Discrete-Time Approximations of Controlled Diffusions with Infinite Horizon Discounted and Average Cost

TL;DR

This paper develops a method to approximate optimal control policies for infinite horizon controlled diffusions using discrete-time models, ensuring near-optimality as the sampling interval decreases, thus offering a practical solution for complex control problems.

Contribution

It introduces a novel approach using discrete-time controlled Markov chains and weak convergence techniques to derive near-optimal policies for controlled diffusions, extending existing methods.

Findings

Discrete-time models can approximate controlled diffusions effectively.

Optimal policies from discrete models are near-optimal for continuous models as sampling interval shrinks.

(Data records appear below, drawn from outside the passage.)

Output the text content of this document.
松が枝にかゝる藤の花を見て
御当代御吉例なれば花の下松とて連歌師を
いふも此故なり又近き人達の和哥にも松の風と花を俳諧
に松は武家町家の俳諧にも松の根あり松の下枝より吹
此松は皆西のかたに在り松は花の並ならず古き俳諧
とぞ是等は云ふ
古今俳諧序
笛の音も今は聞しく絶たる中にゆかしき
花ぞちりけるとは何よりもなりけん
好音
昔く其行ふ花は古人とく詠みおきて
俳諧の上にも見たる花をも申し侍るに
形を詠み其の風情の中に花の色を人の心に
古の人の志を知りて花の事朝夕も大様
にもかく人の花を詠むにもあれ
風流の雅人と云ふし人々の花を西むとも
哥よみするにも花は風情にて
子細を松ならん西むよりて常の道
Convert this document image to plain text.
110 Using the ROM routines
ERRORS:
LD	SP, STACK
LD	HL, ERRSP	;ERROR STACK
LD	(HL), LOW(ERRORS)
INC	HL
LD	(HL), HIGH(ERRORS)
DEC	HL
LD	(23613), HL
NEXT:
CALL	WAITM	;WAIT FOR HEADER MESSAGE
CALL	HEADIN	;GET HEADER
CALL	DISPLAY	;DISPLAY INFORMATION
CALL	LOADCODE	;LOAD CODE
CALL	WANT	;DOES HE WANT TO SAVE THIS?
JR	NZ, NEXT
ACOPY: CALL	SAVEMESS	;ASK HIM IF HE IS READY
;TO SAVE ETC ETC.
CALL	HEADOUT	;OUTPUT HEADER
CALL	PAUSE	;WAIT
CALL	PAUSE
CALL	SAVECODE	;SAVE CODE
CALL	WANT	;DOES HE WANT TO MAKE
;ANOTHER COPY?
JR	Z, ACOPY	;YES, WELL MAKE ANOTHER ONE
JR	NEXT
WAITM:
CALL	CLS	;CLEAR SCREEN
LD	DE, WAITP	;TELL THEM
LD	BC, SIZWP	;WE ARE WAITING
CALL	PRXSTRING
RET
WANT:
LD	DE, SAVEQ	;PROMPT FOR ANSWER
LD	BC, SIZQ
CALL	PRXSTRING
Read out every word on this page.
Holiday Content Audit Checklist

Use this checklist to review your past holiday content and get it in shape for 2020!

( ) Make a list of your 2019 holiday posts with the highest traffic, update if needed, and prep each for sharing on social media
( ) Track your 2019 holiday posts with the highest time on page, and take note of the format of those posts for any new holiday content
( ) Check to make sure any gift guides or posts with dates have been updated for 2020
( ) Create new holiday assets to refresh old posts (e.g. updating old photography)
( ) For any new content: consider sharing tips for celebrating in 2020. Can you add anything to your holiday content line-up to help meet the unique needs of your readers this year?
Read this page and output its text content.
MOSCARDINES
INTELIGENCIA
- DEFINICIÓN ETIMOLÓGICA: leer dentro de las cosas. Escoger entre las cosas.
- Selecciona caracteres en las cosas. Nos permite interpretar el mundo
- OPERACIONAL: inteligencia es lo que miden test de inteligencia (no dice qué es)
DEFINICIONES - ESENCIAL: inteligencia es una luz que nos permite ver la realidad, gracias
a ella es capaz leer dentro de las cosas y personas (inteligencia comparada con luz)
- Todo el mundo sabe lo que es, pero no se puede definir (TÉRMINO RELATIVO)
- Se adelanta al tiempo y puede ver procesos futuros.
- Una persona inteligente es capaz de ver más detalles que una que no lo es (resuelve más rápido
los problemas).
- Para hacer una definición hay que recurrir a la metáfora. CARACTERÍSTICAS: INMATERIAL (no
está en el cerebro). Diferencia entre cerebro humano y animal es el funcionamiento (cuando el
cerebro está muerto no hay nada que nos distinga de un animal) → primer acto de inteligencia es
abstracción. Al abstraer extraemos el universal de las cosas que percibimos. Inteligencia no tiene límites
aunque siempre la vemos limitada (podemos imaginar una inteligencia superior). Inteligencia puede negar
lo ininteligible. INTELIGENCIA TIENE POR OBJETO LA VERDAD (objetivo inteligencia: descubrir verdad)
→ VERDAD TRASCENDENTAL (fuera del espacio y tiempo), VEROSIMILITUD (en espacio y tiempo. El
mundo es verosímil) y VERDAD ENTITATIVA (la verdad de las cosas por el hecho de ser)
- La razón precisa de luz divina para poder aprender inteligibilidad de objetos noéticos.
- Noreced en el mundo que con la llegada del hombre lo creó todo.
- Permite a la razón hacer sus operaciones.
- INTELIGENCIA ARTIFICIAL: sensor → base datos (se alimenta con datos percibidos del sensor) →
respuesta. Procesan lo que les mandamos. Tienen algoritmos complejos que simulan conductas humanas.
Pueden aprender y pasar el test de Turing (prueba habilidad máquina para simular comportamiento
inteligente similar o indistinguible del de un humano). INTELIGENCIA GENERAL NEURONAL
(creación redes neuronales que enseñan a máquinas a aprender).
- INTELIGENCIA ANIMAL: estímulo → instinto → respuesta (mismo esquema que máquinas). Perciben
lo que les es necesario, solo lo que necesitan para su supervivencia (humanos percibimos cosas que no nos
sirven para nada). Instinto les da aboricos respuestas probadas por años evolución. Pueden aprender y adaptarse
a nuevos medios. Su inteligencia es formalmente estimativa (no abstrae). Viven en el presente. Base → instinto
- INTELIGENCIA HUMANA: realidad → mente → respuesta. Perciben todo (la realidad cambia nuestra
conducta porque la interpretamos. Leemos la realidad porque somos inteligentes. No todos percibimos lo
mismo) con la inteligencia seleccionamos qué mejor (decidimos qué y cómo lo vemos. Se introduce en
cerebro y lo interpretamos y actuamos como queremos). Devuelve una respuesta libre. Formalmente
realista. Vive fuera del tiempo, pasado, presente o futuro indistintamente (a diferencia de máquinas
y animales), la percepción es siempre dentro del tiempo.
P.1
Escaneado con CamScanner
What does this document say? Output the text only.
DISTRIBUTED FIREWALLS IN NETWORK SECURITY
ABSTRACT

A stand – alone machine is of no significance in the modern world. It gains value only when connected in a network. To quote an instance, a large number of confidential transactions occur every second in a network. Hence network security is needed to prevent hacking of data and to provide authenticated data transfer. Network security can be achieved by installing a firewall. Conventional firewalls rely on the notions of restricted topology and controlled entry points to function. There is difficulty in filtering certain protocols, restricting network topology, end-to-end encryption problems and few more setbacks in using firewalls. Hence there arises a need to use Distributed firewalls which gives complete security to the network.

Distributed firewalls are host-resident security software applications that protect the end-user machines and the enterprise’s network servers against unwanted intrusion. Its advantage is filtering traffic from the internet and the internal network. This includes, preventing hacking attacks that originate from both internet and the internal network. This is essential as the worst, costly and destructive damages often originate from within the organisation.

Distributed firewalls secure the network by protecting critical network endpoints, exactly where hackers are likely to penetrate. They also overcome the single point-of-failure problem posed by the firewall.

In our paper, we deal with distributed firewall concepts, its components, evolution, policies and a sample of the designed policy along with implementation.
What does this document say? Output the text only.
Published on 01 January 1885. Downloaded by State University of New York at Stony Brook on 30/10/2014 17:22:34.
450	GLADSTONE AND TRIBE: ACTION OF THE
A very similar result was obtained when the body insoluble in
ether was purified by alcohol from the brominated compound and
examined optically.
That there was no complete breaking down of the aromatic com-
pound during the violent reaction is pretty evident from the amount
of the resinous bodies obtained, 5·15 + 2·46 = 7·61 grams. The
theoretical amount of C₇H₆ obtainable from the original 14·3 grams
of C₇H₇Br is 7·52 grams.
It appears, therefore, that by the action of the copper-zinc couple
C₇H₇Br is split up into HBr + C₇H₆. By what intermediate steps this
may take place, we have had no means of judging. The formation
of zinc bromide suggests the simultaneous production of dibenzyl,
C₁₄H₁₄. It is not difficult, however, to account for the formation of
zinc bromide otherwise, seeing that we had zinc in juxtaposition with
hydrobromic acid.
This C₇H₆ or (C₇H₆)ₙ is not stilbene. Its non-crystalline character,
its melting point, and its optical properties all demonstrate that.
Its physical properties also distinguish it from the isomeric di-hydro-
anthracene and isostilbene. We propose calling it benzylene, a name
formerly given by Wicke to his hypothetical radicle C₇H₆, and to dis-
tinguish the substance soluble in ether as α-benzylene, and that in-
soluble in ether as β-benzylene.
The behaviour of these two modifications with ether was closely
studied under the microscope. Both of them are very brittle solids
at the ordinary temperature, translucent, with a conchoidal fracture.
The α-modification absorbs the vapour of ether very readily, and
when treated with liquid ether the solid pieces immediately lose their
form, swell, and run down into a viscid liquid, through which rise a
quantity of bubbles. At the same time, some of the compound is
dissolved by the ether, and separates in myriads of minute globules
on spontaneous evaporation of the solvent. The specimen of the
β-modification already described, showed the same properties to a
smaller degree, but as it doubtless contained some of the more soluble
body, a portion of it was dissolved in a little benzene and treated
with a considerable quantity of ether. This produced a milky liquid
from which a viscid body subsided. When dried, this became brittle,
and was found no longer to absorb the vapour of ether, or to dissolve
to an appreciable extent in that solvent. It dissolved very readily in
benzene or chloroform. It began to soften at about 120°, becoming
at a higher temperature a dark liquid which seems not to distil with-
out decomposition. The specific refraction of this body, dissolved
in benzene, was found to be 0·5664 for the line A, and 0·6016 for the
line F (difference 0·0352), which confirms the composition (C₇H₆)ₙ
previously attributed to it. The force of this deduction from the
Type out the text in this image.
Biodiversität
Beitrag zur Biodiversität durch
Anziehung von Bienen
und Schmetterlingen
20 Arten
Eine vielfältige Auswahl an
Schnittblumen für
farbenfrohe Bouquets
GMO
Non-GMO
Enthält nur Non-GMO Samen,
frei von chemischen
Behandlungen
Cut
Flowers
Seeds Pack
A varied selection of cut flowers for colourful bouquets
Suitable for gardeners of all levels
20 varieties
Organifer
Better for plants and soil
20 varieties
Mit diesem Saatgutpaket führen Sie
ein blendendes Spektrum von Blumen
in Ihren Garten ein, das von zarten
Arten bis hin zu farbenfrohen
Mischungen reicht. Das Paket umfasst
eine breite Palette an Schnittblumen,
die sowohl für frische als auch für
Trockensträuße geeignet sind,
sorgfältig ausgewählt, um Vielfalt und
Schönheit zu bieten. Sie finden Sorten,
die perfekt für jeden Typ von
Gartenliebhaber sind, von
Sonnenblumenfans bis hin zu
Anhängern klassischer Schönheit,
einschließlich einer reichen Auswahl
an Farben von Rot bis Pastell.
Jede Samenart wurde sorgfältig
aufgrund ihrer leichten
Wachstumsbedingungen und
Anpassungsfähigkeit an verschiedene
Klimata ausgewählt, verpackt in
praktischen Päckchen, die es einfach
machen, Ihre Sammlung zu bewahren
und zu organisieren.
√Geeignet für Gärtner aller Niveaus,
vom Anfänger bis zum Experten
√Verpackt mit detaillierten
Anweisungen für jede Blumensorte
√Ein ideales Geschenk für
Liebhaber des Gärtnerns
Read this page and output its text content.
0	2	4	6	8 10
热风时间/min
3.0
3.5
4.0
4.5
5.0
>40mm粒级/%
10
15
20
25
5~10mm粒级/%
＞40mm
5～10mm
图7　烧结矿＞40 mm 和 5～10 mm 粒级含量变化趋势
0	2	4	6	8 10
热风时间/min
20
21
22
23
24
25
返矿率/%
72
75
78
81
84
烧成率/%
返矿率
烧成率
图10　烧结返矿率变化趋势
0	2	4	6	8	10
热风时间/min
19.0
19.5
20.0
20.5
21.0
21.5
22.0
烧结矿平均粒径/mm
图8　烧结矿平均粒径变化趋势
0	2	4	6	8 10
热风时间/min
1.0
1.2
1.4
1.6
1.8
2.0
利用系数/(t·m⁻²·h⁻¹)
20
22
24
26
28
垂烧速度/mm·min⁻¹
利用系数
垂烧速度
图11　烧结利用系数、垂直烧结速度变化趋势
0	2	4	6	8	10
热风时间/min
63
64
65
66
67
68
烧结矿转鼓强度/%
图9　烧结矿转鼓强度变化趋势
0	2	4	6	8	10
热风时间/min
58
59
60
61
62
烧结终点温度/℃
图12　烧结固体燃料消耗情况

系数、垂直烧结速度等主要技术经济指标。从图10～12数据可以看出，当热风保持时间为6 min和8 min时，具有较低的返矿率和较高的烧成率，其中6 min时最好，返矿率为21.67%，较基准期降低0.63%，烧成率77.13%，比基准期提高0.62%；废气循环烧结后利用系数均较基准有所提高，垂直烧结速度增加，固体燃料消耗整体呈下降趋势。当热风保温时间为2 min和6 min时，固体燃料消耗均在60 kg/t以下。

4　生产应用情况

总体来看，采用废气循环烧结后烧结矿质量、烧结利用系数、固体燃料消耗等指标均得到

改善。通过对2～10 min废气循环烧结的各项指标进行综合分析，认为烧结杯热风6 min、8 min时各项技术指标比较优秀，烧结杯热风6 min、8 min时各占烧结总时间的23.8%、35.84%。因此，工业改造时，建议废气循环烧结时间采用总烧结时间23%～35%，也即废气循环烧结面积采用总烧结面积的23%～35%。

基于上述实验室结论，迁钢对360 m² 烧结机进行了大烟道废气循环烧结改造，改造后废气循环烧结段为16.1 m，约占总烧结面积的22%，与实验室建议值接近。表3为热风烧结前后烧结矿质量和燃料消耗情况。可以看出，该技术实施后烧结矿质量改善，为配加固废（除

The approach complements existing probabilistic and PDE-based methods.

Abstract

We present discrete-time approximation of optimal control policies for infinite horizon discounted/ergodic control problems for controlled diffusions in $\Rd$\,. In particular, our objective is to show near optimality of optimal policies designed from the approximating discrete-time controlled Markov chain model, for the discounted/ergodic optimal control problems, in the true controlled diffusion model (as the sampling period approaches zero). To this end, we first construct suitable discrete-time controlled Markov chain models for which one can compute optimal policies and optimal values via several methods (such as value iteration, convex analytic method, reinforcement learning etc.). Then using a weak convergence technique, we show that the optimal policy designed for the discrete-time Markov chain model is near-optimal for the controlled diffusion model as the discrete-time model approaches the continuous-time model. This provides a practical approach for finding near-optimal control policies for controlled diffusions. Our conditions complement existing results in the literature, which have been arrived at via either probabilistic or PDE based methods.